1) Active registered users -- Continue to make them successful (to Fred's point)
2) Active unregistered users (customers) -- Support their activity and show how being registered can make their activity more valuable &/or easier for them
3) Non-active registered users -- Expose benefits of being active, encourage and employ core active registered users to communicate the value of being active. Create a way for the value of activity to spread virally. It seems it will mean more coming from other users and not the company.
Great question. I hope my thought is useful. Let me know what you think?
http://ouriel.typepad.com/myblog/2009/07/appsto...
http://ensembli.com/stories/1455345
(videogamer.com)
<shameless plug> I wrote a whitepaper (endorsed by Guy Kawasaki, so it's not total crap) on the subject of the power of Raving Fans: http://bit.ly/HijCT) </shameless plug>
I love the fact that it started with how relative are active users against total users, to how to enhance the customer experience to attract active users, and build on the inactive users.
I would agree with saas, as more companies are looking at the user experience level closer, and how to tweak the work flow, simplify existing features, make small user interface changes and hope that it is the catalyst for a customer to identify to the application itself, and say, "This is me."
I believe that this would be a more viable possibility without a major revamp to an app itself.
While it's important to focus on the active people, and to an extent you're right that if you support and privilege them, they will do more to make others attract, you should also be careful not to punish the other people. That is, their account or their inventory or whatever shouldn't be deleted without notification, and redundant and repetitive notification. I'm still furious that Yahoo put out a notice that they were deprecating the Yahoo Briefcase, they put a mistaken date on their notice, I thought I had longer than I did, and then all my files were deleted. And why? If they can give me unlimited storage in Yahoo email, what was their problem in holding some documents?! And no way to get them back.

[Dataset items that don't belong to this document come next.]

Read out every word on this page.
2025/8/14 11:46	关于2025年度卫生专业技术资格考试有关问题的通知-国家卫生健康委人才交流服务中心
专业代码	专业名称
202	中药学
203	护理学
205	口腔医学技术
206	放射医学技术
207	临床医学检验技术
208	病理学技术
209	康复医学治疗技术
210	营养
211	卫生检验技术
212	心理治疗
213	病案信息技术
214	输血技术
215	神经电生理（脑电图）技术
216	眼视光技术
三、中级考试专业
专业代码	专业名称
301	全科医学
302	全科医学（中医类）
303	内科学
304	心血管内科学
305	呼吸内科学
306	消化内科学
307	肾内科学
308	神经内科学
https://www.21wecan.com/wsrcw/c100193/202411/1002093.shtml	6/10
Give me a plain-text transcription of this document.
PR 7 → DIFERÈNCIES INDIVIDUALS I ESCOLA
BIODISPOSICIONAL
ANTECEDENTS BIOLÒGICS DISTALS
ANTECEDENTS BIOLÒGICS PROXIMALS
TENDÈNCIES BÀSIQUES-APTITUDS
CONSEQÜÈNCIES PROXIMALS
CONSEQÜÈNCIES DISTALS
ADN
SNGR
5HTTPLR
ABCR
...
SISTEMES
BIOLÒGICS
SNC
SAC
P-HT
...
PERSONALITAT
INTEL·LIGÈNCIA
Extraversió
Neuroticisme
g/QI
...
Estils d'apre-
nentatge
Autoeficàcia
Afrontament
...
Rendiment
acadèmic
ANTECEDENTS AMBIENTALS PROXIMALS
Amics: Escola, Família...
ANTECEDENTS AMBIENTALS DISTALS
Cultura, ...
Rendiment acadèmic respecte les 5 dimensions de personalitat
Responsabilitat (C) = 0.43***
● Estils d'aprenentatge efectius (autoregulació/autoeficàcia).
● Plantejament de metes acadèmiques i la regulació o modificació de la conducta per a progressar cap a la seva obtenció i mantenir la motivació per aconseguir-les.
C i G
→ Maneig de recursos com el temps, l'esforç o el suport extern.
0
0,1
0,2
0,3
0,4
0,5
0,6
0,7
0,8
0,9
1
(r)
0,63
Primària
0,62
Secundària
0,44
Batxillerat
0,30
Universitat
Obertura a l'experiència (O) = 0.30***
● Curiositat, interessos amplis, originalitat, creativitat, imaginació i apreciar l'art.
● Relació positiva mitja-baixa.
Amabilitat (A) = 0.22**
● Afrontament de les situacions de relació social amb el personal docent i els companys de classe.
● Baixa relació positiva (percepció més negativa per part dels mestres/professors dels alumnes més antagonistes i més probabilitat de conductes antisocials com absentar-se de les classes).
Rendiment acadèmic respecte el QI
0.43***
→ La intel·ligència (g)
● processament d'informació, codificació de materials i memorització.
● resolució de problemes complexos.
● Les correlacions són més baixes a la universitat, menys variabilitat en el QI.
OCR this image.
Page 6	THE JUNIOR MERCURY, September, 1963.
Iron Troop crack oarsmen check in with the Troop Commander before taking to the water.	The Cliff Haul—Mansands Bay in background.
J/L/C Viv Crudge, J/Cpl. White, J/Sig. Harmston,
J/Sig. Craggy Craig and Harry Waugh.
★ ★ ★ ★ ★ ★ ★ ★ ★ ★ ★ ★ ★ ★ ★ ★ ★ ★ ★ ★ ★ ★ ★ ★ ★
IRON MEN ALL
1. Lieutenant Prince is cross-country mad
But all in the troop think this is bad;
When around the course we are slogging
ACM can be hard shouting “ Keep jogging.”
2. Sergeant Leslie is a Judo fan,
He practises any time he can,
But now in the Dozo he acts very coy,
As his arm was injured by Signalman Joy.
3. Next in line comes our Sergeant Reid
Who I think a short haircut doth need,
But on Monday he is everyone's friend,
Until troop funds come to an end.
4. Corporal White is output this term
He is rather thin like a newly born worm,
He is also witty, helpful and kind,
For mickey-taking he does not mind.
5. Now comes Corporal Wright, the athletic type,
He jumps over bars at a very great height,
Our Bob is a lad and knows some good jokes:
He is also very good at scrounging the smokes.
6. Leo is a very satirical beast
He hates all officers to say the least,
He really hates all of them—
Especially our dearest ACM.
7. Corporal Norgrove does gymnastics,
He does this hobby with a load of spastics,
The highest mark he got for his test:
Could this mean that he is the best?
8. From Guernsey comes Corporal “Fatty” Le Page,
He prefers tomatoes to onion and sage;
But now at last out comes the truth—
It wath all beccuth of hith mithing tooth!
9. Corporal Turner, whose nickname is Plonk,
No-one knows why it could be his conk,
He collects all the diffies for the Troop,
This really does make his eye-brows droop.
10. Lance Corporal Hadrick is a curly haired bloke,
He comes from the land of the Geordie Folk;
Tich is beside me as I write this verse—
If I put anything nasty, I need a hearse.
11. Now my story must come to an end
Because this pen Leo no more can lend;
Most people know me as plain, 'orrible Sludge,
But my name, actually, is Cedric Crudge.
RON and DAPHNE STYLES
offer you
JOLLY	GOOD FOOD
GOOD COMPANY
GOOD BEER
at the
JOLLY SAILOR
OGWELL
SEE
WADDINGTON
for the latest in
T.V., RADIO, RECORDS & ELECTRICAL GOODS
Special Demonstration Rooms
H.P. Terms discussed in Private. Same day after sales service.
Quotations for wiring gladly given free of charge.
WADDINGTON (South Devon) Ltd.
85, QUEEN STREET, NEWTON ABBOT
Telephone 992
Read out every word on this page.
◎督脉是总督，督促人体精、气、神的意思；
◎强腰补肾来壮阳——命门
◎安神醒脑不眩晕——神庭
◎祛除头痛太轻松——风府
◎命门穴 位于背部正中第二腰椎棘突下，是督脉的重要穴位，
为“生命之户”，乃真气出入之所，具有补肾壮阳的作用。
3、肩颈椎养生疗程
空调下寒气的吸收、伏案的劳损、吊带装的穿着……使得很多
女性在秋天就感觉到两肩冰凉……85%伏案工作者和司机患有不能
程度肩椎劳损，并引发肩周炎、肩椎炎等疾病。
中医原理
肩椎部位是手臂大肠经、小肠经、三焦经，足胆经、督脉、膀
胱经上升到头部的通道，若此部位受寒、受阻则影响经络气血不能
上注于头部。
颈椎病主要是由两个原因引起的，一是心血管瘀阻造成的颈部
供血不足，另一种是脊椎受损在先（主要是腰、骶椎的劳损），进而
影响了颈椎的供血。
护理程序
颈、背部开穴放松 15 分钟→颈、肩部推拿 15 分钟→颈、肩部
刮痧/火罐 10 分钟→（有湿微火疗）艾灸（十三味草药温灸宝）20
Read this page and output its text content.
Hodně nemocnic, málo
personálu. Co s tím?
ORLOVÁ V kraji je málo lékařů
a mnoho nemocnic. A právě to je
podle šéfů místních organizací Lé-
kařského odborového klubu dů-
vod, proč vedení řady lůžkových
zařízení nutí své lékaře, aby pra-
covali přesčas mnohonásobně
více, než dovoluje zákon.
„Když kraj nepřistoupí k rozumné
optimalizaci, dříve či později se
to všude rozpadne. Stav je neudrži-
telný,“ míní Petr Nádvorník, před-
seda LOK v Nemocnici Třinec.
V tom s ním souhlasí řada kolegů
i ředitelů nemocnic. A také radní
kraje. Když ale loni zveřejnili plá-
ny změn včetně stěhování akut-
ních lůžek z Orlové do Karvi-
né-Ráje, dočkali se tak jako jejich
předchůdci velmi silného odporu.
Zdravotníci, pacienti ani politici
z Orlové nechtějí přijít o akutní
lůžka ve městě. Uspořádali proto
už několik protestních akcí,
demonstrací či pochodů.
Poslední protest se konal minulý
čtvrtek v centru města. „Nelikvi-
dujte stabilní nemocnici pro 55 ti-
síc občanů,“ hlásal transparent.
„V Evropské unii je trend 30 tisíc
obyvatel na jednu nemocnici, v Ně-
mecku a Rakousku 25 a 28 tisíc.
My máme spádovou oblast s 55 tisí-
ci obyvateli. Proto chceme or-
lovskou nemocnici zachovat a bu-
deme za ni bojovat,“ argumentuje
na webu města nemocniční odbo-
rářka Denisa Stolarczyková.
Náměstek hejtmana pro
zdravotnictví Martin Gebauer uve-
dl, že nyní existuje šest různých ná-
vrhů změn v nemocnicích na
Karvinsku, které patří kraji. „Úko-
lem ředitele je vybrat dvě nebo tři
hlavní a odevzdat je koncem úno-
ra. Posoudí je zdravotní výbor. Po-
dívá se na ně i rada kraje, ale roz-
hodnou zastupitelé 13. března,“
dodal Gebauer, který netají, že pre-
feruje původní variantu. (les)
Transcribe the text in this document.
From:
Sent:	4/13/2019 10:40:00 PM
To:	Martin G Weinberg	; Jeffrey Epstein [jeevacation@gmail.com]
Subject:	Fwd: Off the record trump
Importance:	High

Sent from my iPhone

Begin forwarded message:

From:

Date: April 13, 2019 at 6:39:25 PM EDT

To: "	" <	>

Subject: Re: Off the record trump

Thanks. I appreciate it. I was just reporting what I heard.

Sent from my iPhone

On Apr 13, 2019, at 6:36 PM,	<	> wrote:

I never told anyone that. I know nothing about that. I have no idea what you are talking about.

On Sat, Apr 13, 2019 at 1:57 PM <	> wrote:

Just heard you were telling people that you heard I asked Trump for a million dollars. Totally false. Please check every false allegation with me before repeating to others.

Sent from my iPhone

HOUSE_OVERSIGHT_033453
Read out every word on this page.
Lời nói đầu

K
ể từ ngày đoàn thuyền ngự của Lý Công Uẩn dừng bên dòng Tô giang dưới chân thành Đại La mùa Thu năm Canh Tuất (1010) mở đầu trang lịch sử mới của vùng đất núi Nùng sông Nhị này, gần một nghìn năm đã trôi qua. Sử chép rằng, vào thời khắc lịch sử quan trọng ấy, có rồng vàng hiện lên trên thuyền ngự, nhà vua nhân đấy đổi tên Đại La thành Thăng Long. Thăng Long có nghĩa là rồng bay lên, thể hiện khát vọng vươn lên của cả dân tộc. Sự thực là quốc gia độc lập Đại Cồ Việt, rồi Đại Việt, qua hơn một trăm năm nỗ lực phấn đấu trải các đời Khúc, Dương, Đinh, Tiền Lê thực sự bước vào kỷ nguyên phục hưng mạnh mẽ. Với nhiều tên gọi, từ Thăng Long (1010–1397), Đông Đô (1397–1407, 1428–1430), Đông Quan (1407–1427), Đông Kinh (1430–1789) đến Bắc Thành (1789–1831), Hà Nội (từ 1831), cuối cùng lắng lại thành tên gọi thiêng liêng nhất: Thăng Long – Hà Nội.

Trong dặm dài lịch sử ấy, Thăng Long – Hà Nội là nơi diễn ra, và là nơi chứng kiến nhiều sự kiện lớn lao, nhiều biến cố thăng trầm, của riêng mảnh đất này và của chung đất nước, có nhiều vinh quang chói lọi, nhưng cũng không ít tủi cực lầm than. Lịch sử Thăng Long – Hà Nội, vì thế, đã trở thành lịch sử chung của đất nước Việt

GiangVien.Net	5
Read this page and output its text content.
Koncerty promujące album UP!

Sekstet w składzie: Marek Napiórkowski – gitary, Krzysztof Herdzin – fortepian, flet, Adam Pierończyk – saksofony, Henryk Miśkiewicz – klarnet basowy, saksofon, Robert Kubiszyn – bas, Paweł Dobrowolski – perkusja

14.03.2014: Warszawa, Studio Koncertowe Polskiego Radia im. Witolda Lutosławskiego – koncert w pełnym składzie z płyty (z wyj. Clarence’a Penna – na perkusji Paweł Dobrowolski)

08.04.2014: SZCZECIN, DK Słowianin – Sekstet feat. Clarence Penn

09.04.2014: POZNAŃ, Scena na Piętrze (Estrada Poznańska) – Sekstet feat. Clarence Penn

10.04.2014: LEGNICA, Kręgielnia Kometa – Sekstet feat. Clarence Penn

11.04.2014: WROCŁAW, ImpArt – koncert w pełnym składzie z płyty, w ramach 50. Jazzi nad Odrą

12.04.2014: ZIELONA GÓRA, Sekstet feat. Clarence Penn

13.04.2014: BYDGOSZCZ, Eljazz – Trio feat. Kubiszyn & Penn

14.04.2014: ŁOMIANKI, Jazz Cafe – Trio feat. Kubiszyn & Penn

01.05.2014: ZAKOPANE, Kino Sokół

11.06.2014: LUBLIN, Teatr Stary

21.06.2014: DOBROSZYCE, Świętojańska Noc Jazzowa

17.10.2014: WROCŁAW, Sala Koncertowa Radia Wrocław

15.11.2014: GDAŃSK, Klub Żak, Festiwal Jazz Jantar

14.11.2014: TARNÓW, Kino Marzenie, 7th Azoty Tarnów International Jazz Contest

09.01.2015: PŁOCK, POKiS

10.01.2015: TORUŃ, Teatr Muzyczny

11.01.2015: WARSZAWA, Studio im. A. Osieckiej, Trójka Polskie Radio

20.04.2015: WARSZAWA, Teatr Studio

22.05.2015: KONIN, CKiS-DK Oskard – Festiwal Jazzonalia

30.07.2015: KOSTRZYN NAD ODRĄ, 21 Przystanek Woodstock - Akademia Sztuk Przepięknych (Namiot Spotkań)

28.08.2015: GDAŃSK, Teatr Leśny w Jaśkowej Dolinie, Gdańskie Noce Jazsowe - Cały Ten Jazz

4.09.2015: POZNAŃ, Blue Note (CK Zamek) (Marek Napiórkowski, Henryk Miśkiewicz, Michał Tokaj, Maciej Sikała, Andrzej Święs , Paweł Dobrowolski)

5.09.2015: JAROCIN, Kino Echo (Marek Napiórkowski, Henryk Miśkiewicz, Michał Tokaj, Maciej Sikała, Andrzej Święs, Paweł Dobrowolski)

To be sure, services that we use for free don't owe us an awful lot, really. And that's the problem. People will value services, and service providers will value people more when they pay subscriptions or at least have a wallet with currency for micropayments.
The way SL and Metaplace and other virtual worlds try to make that log-ons number go up is to give people coins just for logging in, or various presents, points, etc.